Barcelona: cuando una ciudad te hace y te deshace

Con dieciocho años me perdía a diario en el metro. Ahora, en treinta, me he recorrido más partes de Barcelona que la media. Trabajos a puerta fría, pluriempleos entre clases universitarias y recitales en colegios, centros cívicos y bibliotecas marcaron la diferencia. Como decisión, Barcelona ha sido una de las mejores de mi vida. Como sueño, ha sido un reto. Una ciudad que se viste de promesas cuando la miras por primera vez: cosmopolita y aparentemente abierta. Pero con un aterrizaje abrupto y agridulce. Sigo aterrizando en muchos sentidos, y con esto se lo digo todo.

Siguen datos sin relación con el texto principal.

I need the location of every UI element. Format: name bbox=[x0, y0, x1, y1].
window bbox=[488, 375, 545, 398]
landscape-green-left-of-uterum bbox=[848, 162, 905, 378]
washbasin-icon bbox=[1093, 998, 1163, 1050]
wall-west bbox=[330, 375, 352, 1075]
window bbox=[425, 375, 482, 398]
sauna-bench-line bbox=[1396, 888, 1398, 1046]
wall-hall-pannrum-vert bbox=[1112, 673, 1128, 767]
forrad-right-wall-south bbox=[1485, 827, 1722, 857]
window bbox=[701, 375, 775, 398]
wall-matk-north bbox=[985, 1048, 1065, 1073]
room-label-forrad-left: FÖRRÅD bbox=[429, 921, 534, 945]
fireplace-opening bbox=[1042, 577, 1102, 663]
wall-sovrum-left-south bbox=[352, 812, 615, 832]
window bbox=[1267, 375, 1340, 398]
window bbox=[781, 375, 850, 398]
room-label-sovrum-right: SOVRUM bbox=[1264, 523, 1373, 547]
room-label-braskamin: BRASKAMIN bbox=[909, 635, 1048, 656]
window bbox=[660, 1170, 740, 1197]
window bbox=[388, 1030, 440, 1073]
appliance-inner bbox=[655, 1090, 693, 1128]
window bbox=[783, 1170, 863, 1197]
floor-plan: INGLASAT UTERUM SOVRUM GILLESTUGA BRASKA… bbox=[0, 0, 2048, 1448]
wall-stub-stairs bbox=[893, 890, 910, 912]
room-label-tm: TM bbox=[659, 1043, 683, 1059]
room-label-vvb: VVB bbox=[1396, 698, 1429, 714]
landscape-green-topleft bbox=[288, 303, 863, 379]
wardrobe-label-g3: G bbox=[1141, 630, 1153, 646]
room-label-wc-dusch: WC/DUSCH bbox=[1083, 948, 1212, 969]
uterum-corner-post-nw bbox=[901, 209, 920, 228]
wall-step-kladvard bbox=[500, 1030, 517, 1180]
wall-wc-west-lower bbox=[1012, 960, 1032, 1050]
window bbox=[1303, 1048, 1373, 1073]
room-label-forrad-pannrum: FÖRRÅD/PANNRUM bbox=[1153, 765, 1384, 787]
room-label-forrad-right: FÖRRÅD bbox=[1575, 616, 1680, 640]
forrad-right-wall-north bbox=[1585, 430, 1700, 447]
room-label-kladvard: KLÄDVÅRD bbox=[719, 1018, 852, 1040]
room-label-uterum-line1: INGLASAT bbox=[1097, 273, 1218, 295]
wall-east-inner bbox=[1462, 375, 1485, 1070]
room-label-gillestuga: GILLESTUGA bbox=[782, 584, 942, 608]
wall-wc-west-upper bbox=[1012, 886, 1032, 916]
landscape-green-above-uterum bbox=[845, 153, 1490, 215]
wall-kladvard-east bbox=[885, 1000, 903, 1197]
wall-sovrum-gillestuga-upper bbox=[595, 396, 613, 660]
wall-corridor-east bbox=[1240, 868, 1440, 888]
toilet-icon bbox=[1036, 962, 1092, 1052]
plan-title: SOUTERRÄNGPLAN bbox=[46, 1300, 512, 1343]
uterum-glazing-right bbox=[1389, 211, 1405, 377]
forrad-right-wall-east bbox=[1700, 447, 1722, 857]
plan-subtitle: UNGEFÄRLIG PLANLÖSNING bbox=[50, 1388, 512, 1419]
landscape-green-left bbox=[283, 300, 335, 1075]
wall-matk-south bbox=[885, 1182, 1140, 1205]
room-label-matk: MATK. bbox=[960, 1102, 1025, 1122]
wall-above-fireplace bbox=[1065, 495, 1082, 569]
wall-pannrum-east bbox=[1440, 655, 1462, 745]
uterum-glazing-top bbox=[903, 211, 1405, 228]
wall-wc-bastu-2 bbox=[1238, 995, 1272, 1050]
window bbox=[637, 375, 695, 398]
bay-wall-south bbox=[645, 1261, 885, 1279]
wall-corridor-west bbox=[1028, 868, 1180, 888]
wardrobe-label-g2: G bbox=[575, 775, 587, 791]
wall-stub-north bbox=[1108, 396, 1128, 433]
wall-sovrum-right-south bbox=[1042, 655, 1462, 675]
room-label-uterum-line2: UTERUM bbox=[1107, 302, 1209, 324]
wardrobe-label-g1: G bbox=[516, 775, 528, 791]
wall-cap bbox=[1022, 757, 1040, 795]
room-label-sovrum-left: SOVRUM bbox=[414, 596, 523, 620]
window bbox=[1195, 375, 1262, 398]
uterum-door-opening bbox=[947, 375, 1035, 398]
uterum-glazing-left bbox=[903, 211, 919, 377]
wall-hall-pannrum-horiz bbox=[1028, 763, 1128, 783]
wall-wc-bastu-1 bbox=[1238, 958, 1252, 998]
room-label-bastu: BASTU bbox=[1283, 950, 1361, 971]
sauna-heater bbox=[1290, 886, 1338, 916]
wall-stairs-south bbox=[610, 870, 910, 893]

Vengo de un pueblo valenciano, donde fui principalmente castellanohablante; aquí encontré un entorno mayoritariamente amable y alentador cuando mostré interés por mejorar mi catalán. Sin embargo, la lengua se traba más veces de las que merece cuando el alma se agota a base de golpes inesperados. Un día cualquiera de clase, un profesor universitario pronunció mal mi nombre y, frente a noventa almas, concluyó que yo era "muy exótica". La única mora en el grado de publicidad de una universidad tan catalana como la Pompeu –¡qué cosa!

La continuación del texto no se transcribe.